La doctrine sociale de l’Eglise change-t-elle ? Eh bien, puisque la société ne cesse de changer, sur certains détails, oui, je l’espère. A notre époque, il n’y a plus grand monde à être obsédé par le marxisme ou la monarchie comme c’était le cas en 1915, par exemple. Mas alors la pornographie sur le net n’était pas encore un problème. A chaque âge ses défis. Les principes fondamentaux changent-ils ? Non. Le péché est toujours un problème. La pauvreté est toujours de notre ressort. L’avortement est toujours inique. Tout comme accorder un prêt à des gens dans l’impossibilité de rembourser, les condamnant à une vie de servitude. En Amérique, les conservateurs ont tendance à louer l’enseignement de l’Eglise sur le mariage et la famille et à critiquer le reste de la doctrine sociale comme étant un bavardage dénué de sens : « qu’est-ce que les prêtres connaissent à l’économie ? » Les libéraux américains, eux, ont tendance à louer l’enseignement de l’Eglise en matière économique et à critiquer son enseignement sur la sexualité et la famille comme étant un bavardage dénué de sens : « que savent les prêtres en matière de sexualité ? » Le problème, pour les deux camps, est que la même théologie sacramentelle de la création soutient ces divers aspects, un enseignement qui comprend toute la création, y compris les corps humains et la propriété privée – comme « des instruments de la grâce divine ».

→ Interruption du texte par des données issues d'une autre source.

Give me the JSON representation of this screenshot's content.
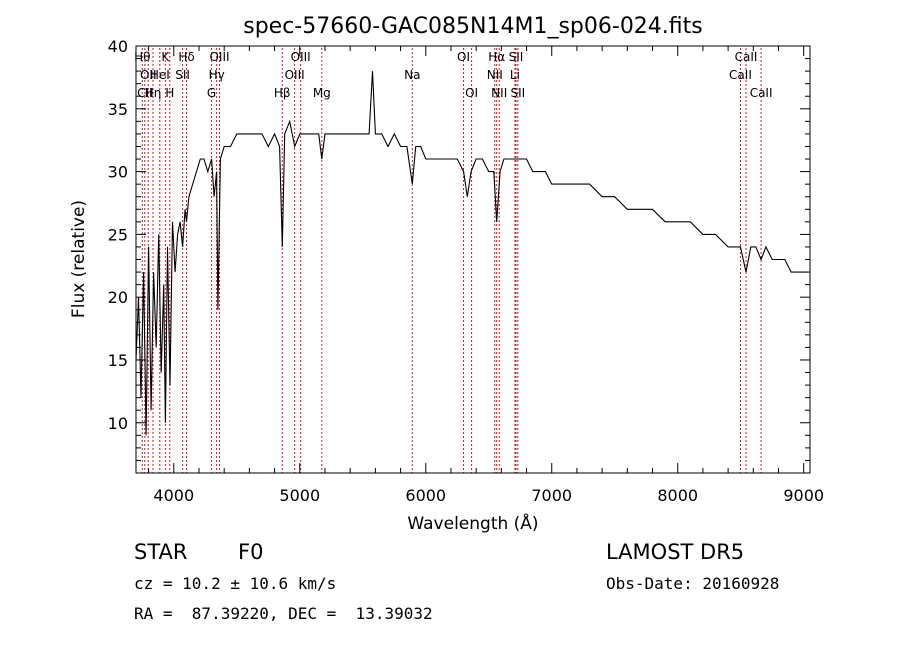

Donc tous ces enseignements sur « la destination universelle des biens matériels » et la nécessité de devenir gardien de la création pour le bénéfice de tout le peuple de Dieu sont toujours valables. Ils n’ont pas changé. Et pour la petite histoire, ils ne changeront pas.

Randall B. Smith est professeur à l’université Saint Thomas, où il a été récemment nommé à la chaire de théologie.